The Single Best Thing You Can Do To Improve Your Strategic Planning.

Stop writing your strategy in vague, ambiguous, weasely language!

For some reason using corporate-speak (also known as weasel words) to communicate strategy has become common practice. People bandy about words like efficiency, effectiveness, quality, innovation, diversity, engagement, and sustainability as if they have a universal meaning. The problem is that these words actually have very many different meanings depending on the context.  And unfortunately, in the absence of a defined meaning, people interpret the words based on their own experience and assumptions – or, even worse, just disengage.

So why do people who develop strategy think they need to use weasel words? In my experience, it is usually one or all of the following four reasons:

  • They believe it’s inspirational: some leaders think that writing strategy with goals that include words like innovative, excellence and world-class are going to inspire their employees to charge forth to be those things. But what exactly do those things really look like in your company and how will you know when you get there?
  • Desire to “get ‘er done”: it takes time (sometimes lots) to get a group of leaders together to debate what it is they want to achieve, not just do, and then write it in a way that everyone can understand.
  • Fear of judgment: when leaders write in vague language, they don’t have to put a stake in the ground and truly say what it is they want to achieve. And if they don’t state exactly what they want to achieve, they certainly can’t ever be held accountable for not delivering on it.
  • Unaware of alternative: when a bad habit becomes common practice, people just tend to keep doing the same thing and ignore the risks of having goals that no one can truly understand or measure.
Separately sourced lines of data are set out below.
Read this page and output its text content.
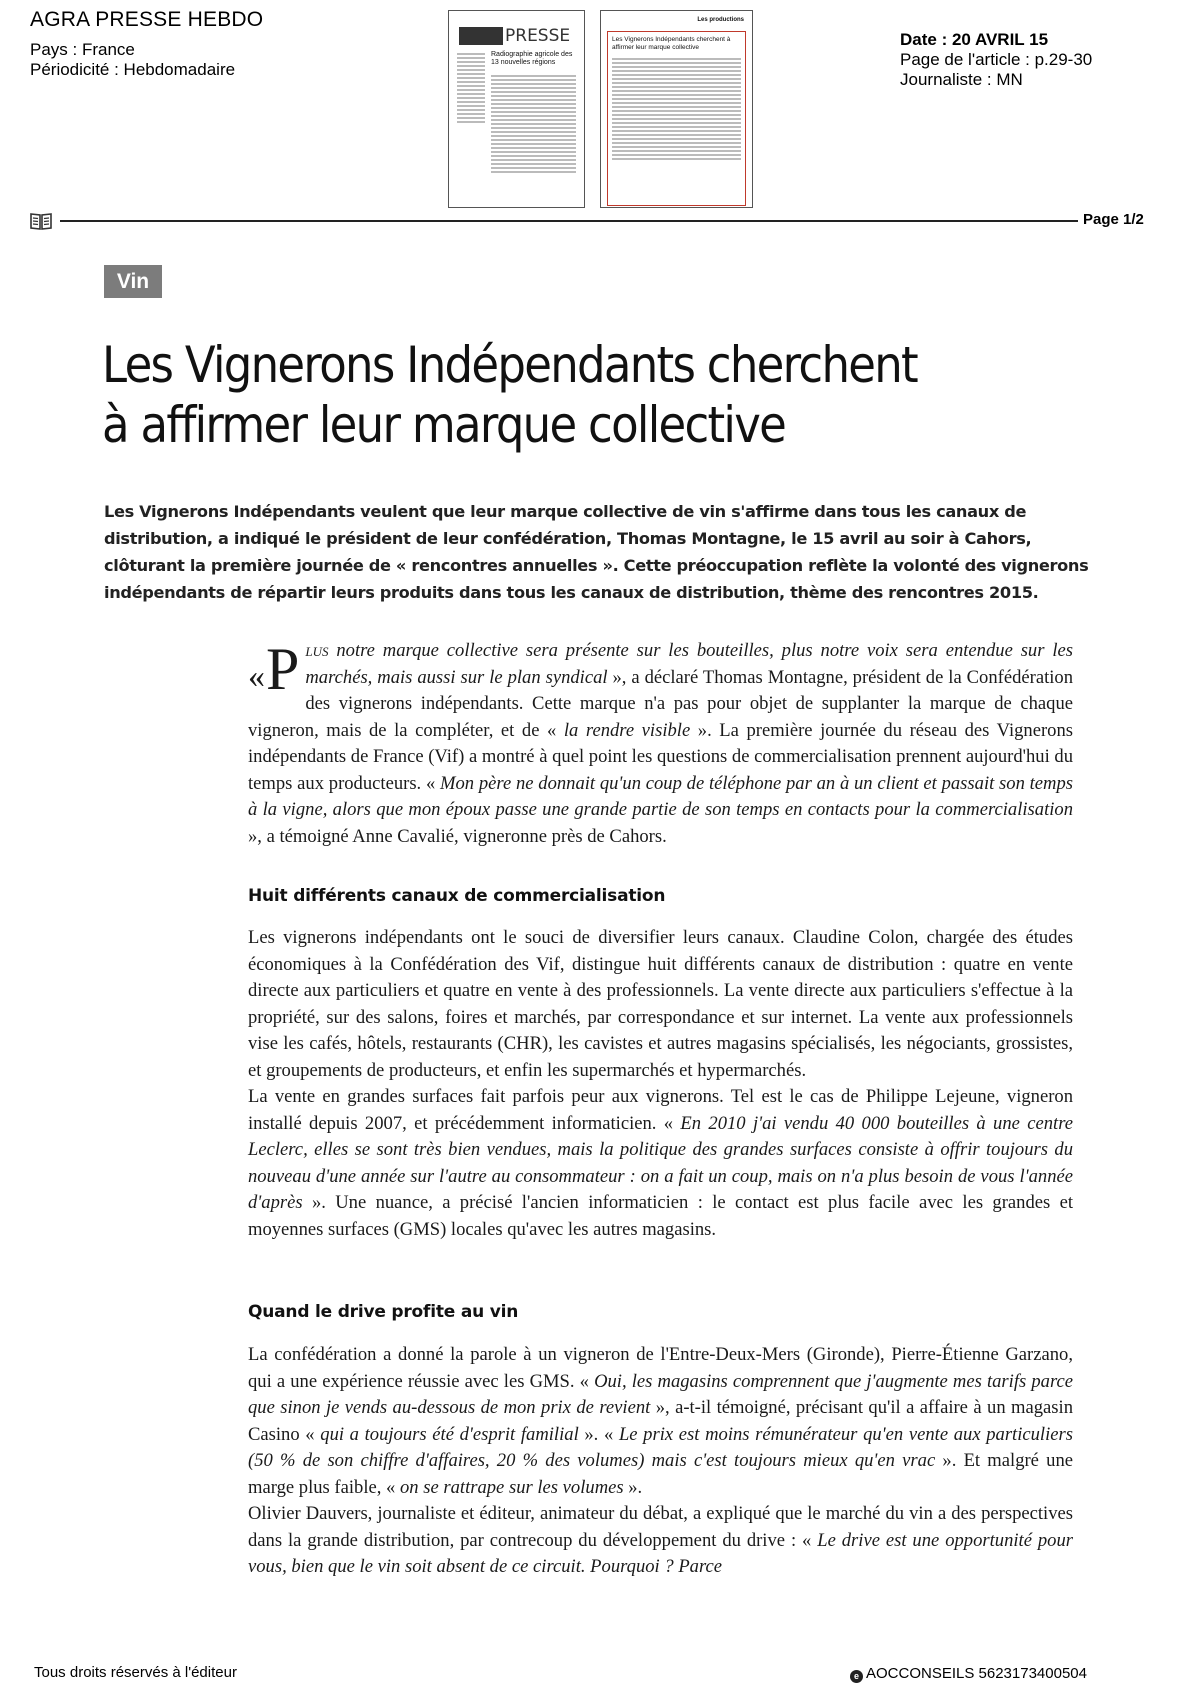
AGRA PRESSE HEBDO
Pays : France
Périodicité : Hebdomadaire
PRESSE
Radiographie agricole des 13 nouvelles régions
Les productions
Les Vignerons Indépendants cherchent à affirmer leur marque collective	Date : 20 AVRIL 15
Page de l'article : p.29-30
Journaliste : MN
Page 1/2
Vin
Les Vignerons Indépendants cherchent
à affirmer leur marque collective
Les Vignerons Indépendants veulent que leur marque collective de vin s'affirme dans tous les canaux de distribution, a indiqué le président de leur confédération, Thomas Montagne, le 15 avril au soir à Cahors, clôturant la première journée de « rencontres annuelles ». Cette préoccupation reflète la volonté des vignerons indépendants de répartir leurs produits dans tous les canaux de distribution, thème des rencontres 2015.

«P lus notre marque collective sera présente sur les bouteilles, plus notre voix sera entendue sur les marchés, mais aussi sur le plan syndical », a déclaré Thomas Montagne, président de la Confédération des vignerons indépendants. Cette marque n'a pas pour objet de supplanter la marque de chaque vigneron, mais de la compléter, et de « la rendre visible ». La première journée du réseau des Vignerons indépendants de France (Vif) a montré à quel point les questions de commercialisation prennent aujourd'hui du temps aux producteurs. « Mon père ne donnait qu'un coup de téléphone par an à un client et passait son temps à la vigne, alors que mon époux passe une grande partie de son temps en contacts pour la commercialisation », a témoigné Anne Cavalié, vigneronne près de Cahors.

Huit différents canaux de commercialisation

Les vignerons indépendants ont le souci de diversifier leurs canaux. Claudine Colon, chargée des études économiques à la Confédération des Vif, distingue huit différents canaux de distribution : quatre en vente directe aux particuliers et quatre en vente à des professionnels. La vente directe aux particuliers s'effectue à la propriété, sur des salons, foires et marchés, par correspondance et sur internet. La vente aux professionnels vise les cafés, hôtels, restaurants (CHR), les cavistes et autres magasins spécialisés, les négociants, grossistes, et groupements de producteurs, et enfin les supermarchés et hypermarchés.

La vente en grandes surfaces fait parfois peur aux vignerons. Tel est le cas de Philippe Lejeune, vigneron installé depuis 2007, et précédemment informaticien. « En 2010 j'ai vendu 40 000 bouteilles à une centre Leclerc, elles se sont très bien vendues, mais la politique des grandes surfaces consiste à offrir toujours du nouveau d'une année sur l'autre au consommateur : on a fait un coup, mais on n'a plus besoin de vous l'année d'après ». Une nuance, a précisé l'ancien informaticien : le contact est plus facile avec les grandes et moyennes surfaces (GMS) locales qu'avec les autres magasins.

Quand le drive profite au vin

La confédération a donné la parole à un vigneron de l'Entre-Deux-Mers (Gironde), Pierre-Étienne Garzano, qui a une expérience réussie avec les GMS. « Oui, les magasins comprennent que j'augmente mes tarifs parce que sinon je vends au-dessous de mon prix de revient », a-t-il témoigné, précisant qu'il a affaire à un magasin Casino « qui a toujours été d'esprit familial ». « Le prix est moins rémunérateur qu'en vente aux particuliers (50 % de son chiffre d'affaires, 20 % des volumes) mais c'est toujours mieux qu'en vrac ». Et malgré une marge plus faible, « on se rattrape sur les volumes ».

Olivier Dauvers, journaliste et éditeur, animateur du débat, a expliqué que le marché du vin a des perspectives dans la grande distribution, par contrecoup du développement du drive : « Le drive est une opportunité pour vous, bien que le vin soit absent de ce circuit. Pourquoi ? Parce

Tous droits réservés à l'éditeur	e AOCCONSEILS 5623173400504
Do you have another reason I missed?

I first came across the term weasel word when I started following Stacey Barr, the performance specialist expert from Australia.   She discovered that weasel words within strategy were causing many of the performance measurement struggles people were having in their organizations. The words blur the understanding of what the organization is trying to achieve, and if you are not clear on what you are trying to achieve, then you will have real trouble measuring it!

So what is the alternative? Give your corporate–speak goal a well-defined result statement to go with it, and make sure you write it in language that a Grade 5 student can understand.

Here is an example:

Goal: Enhance supply reliability and quality

Translated performance result to go with it for one energy company:

  • Customers experience uninterrupted supply
  • Customers’ equipment is not damaged by voltage fluctuations

De-weaseling your goals is the single most important thing you can do to improve your strategy and its execution!